Does the Federal Government wish to preserve its integrity and its dignity, and so preserve the power of all other governmental agencies in this country? If it does, it will put its best men on the trail of these fiends, and keep them on the trail until the fiends are captured and convicted of first degree murder. The American people, shocked and grieved, will, we believe, demand such action by the Government in a voice that cannot be ignored.\
Sam Bornstein to the LKH Public Forum
Apr 14 2003
Time Magazine, June 13, 1932:
"Authorities of Brockton, Quincy and Lowell, Mass. refused entry to Walter L. Main's circus unless it eliminated from its program a sideshow in which Negro William Allen told how he discovered the body of Charles Augustus Lindbergh Jr.
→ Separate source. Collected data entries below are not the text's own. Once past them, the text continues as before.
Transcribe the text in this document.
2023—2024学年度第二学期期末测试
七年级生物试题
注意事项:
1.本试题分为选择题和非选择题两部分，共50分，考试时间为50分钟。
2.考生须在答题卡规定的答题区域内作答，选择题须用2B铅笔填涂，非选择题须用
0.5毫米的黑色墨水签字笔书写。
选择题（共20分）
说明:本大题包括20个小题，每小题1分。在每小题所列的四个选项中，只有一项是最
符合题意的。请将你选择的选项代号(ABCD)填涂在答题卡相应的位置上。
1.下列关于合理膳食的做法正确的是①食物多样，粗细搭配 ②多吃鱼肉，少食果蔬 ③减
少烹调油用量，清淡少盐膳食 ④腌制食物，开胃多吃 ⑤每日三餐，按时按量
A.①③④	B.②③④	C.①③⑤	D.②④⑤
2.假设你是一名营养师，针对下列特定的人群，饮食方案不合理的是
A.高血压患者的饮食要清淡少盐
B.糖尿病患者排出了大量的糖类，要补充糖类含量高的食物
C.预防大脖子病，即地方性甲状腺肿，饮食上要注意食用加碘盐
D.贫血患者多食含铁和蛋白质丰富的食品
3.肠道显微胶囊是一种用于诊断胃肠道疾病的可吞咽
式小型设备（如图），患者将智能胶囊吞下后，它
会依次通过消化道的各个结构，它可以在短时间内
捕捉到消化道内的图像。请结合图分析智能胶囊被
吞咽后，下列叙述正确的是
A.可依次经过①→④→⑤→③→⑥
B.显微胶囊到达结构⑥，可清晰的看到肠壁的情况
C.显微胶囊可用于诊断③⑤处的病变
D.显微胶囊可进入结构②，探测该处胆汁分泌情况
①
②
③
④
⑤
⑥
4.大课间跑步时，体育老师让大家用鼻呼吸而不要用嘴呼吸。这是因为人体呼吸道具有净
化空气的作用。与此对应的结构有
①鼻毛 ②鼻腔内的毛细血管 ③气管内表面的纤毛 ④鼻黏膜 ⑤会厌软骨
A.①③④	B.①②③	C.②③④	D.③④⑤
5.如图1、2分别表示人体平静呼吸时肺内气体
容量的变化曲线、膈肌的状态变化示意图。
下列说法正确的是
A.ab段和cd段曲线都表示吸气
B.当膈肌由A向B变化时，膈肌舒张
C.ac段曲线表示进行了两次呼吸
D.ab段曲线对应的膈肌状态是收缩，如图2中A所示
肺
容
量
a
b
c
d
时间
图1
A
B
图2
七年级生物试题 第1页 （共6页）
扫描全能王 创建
Circusman Main withdrew Negro Allen following his New Bedford debut, which aroused slight interest."
Charles Jr.'s Airplane Trips
Sun Apr 7 2002
New York Evening Journal
March 2, 1932
"BIRTH OF LINDY BABY HAILED BY WORLD"
"...When Charles Jr. was only four weeks old, it was reported he might take his first airplane ride on a trip to the North Haven, Me., home of his grandparents.
This plan was postponed for a while, however, and for the first few months of his life the baby remained at the Morrow home, guarded like a medieval prince and seen only by the intimate friends of the Morrow family and his famous father.
A little later the proposed flying career of the eaglet went into a ground loop when physicians decided the child must not be taken for any sky rides.
The doctors ruled that no matter how much cotton was stuffed into the baby's ears, there was danger that the roar of the engine would impair his hearing for life.
That decision didn't cancel the trip to Maine, however, and little Charles-the-second was taken up there for several visits and for a long one to Maine when his parents flew to the Orient last year.
The object in taking him there was to keep him far from the infantile paralysis epidemic then sweeping New York and environs. With fresh food and milk and the Maine air, the danger from the disease at the Maine home was regarded as negligible."